And if you didn't, then maybe there's something complicated going on. But, but yeah, like, very cool that you got this going on so quick.
That's that's the whole goal. That's super exciting.
Yeah. And like, you know, no disclosure. This was like five minutes of just playing around. And like there's stuff to learn there, right? Like, okay, what happens with dog breeding? What are traits of these dogs? And then, you know,
you know, the next step for me would basically be,
let's try clamping some of these features up or down.
Let's do different breeds and see if it makes sense, right?
So if I have Husky traits and a different mix,
and then, you know, can I get out what's going on?
But it also shows internally that there's more than just token completion of,
you know, this plus this equals this.
No, it has some understanding of characteristics, right?
Like this is a pretty stubborn dog.
It has a stubborn feature pretty high up that activates.
So very, very cool stuff.
I think it'll be cool when we apply this to more, like, serious topics.
Like, right now, when it comes to LM evals, right?
We have, like, we have pretty straightforward evals, right?
Like, how good does it do on math?
Can it write code?
Does stuff compile?
But we don't have, like, vibes-based heuristic evals, right?
So, like, does it understand different queries should be concise?
Should they be verbose?
Can we kind of trace through how it gives responses to this stuff?
And then, like, the other part is, you know, as we go past base models, how does this
happen for different phases of models, right?
So if I have a base Jemma and I have a chat model, what are differences in their
attributions, right?
What happens kind of in that diff of training?
So that's kind of one of my little interests in Mechinturk.
What happens as we do more training?
What are we really changing?
Totally.
Yeah.
You can think about sort of like comparing different models.
And for me, different models either like Jemma versus some other model or like early
Jemma versus late Jemma and pre-training or like fine-tuned versus not fine-tuned.
I think there's also a sense in which like,
like somebody yesterday was telling me like,
oh, it's fun.
I've been playing with it on like the like sort of like weird riddles that the
models get wrong.
Like you're not limited to studying what the model can do, right?
Like if the model's failing at something like, you know,
counting the number of letters and strawberry or whatever,
you could just try that and try to figure out the circuit for like,
well, it's getting this wrong.
Like why?
Like maybe you can see in its representation that it's like thinking about
something obviously incorrect, right?
And so I think I think that that's also like a fun thing to play with.
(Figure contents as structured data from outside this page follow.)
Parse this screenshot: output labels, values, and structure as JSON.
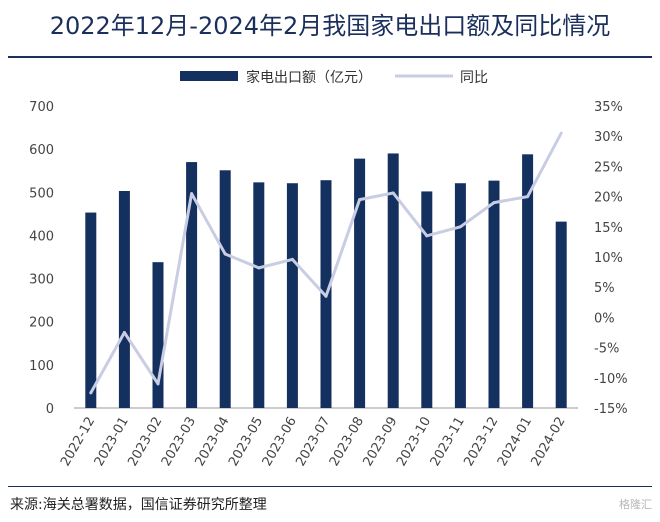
{
  "page": {
    "title": "2022年12月-2024年2月我国家电出口额及同比情况",
    "source": "来源:海关总署数据，国信证券研究所整理",
    "watermark": "格隆汇"
  },
  "chart_data": {
    "type": "bar",
    "title": "2022年12月-2024年2月我国家电出口额及同比情况",
    "categories": [
      "2022-12",
      "2023-01",
      "2023-02",
      "2023-03",
      "2023-04",
      "2023-05",
      "2023-06",
      "2023-07",
      "2023-08",
      "2023-09",
      "2023-10",
      "2023-11",
      "2023-12",
      "2024-01",
      "2024-02"
    ],
    "series": [
      {
        "name": "家电出口额（亿元）",
        "type": "bar",
        "axis": "left",
        "color": "#13305f",
        "values": [
          453,
          503,
          338,
          570,
          551,
          523,
          521,
          528,
          578,
          590,
          502,
          521,
          527,
          588,
          432
        ]
      },
      {
        "name": "同比",
        "type": "line",
        "axis": "right",
        "color": "#c9cde3",
        "values": [
          -12.5,
          -2.5,
          -11.0,
          20.5,
          10.5,
          8.2,
          9.6,
          3.5,
          19.5,
          20.6,
          13.5,
          15.0,
          19.0,
          20.0,
          30.5
        ]
      }
    ],
    "y_left": {
      "min": 0,
      "max": 700,
      "ticks": [
        0,
        100,
        200,
        300,
        400,
        500,
        600,
        700
      ]
    },
    "y_right": {
      "min": -15,
      "max": 35,
      "ticks": [
        "-15%",
        "-10%",
        "-5%",
        "0%",
        "5%",
        "10%",
        "15%",
        "20%",
        "25%",
        "30%",
        "35%"
      ]
    },
    "grid": false,
    "legend_position": "top"
  }
}
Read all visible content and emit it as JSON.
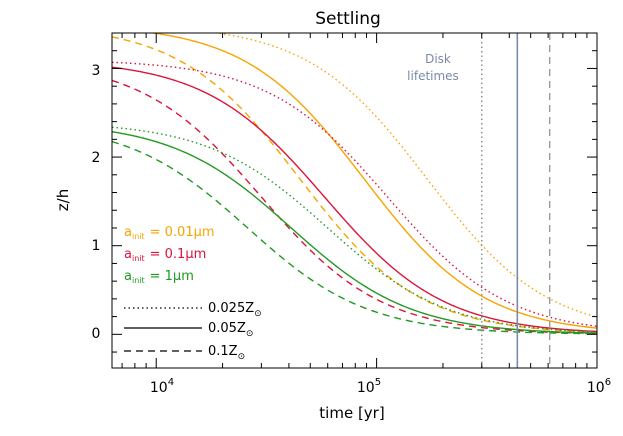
{
  "chart_data": {
    "type": "line",
    "title": "Settling",
    "xlabel": "time [yr]",
    "ylabel": "z/h",
    "xscale": "log",
    "xlim": [
      6300,
      1000000
    ],
    "ylim": [
      -0.38,
      3.4
    ],
    "grid": false,
    "x_ticks": [
      {
        "value": 10000,
        "base": "10",
        "exp": "4"
      },
      {
        "value": 100000,
        "base": "10",
        "exp": "5"
      },
      {
        "value": 1000000,
        "base": "10",
        "exp": "6"
      }
    ],
    "y_ticks": [
      {
        "value": 0,
        "label": "0"
      },
      {
        "value": 1,
        "label": "1"
      },
      {
        "value": 2,
        "label": "2"
      },
      {
        "value": 3,
        "label": "3"
      }
    ],
    "colors": {
      "orange": "#f7a400",
      "red": "#dc143c",
      "green": "#229922",
      "lifetime": "#7a8aa8",
      "lifetime_dotted": "#8a8a8a",
      "lifetime_dashed": "#9a9a9a",
      "axis": "#000000"
    },
    "series": [
      {
        "name": "0.01 µm, 0.025 Z☉",
        "color": "orange",
        "style": "dotted",
        "z0": 3.5,
        "t_half": 170000,
        "s": 1.6
      },
      {
        "name": "0.01 µm, 0.05 Z☉",
        "color": "orange",
        "style": "solid",
        "z0": 3.5,
        "t_half": 88000,
        "s": 1.6
      },
      {
        "name": "0.01 µm, 0.1 Z☉",
        "color": "orange",
        "style": "dashed",
        "z0": 3.5,
        "t_half": 45000,
        "s": 1.6
      },
      {
        "name": "0.1 µm, 0.025 Z☉",
        "color": "red",
        "style": "dotted",
        "z0": 3.1,
        "t_half": 112000,
        "s": 1.6
      },
      {
        "name": "0.1 µm, 0.05 Z☉",
        "color": "red",
        "style": "solid",
        "z0": 3.1,
        "t_half": 58000,
        "s": 1.6
      },
      {
        "name": "0.1 µm, 0.1 Z☉",
        "color": "red",
        "style": "dashed",
        "z0": 3.1,
        "t_half": 30000,
        "s": 1.6
      },
      {
        "name": "1 µm, 0.025 Z☉",
        "color": "green",
        "style": "dotted",
        "z0": 2.4,
        "t_half": 60000,
        "s": 1.6
      },
      {
        "name": "1 µm, 0.05 Z☉",
        "color": "green",
        "style": "solid",
        "z0": 2.4,
        "t_half": 41000,
        "s": 1.6
      },
      {
        "name": "1 µm, 0.1 Z☉",
        "color": "green",
        "style": "dashed",
        "z0": 2.4,
        "t_half": 26000,
        "s": 1.6
      }
    ],
    "disk_lifetimes": {
      "label_line1": "Disk",
      "label_line2": "lifetimes",
      "lines": [
        {
          "x": 300000,
          "style": "dotted",
          "color": "lifetime_dotted"
        },
        {
          "x": 435000,
          "style": "solid",
          "color": "lifetime"
        },
        {
          "x": 610000,
          "style": "dashed",
          "color": "lifetime_dashed"
        }
      ]
    },
    "legend_sizes": [
      {
        "prefix": "a",
        "sub": "init",
        "value": "= 0.01",
        "unit": "μm",
        "color": "orange"
      },
      {
        "prefix": "a",
        "sub": "init",
        "value": "= 0.1",
        "unit": "μm",
        "color": "red"
      },
      {
        "prefix": "a",
        "sub": "init",
        "value": "= 1",
        "unit": "μm",
        "color": "green"
      }
    ],
    "legend_metallicity": [
      {
        "style": "dotted",
        "value": "0.025Z",
        "sun": "⊙"
      },
      {
        "style": "solid",
        "value": "0.05Z",
        "sun": "⊙"
      },
      {
        "style": "dashed",
        "value": "0.1Z",
        "sun": "⊙"
      }
    ]
  }
}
I think that's it for our little intro
chat and coverage of the open sourcing.
Let's dive right into the episode next.
But Emmanuel, you're amazing work, and I'm so inspired.
And also just like, I think this puts a human face on the interpretability work.
I think it's very important.
And we'd love to keep doing this, whatever you got next coming up.
Well, yeah, thanks for having me.
Again, I should say, cool to put a face on it, but definitely want to call out this.
This is like a huge team of people with me.
I'm just a talking head of here.
And paper lead, you know, you did the work.
You know, take credit.
I think that like, yeah, happy to talk about more interesting things.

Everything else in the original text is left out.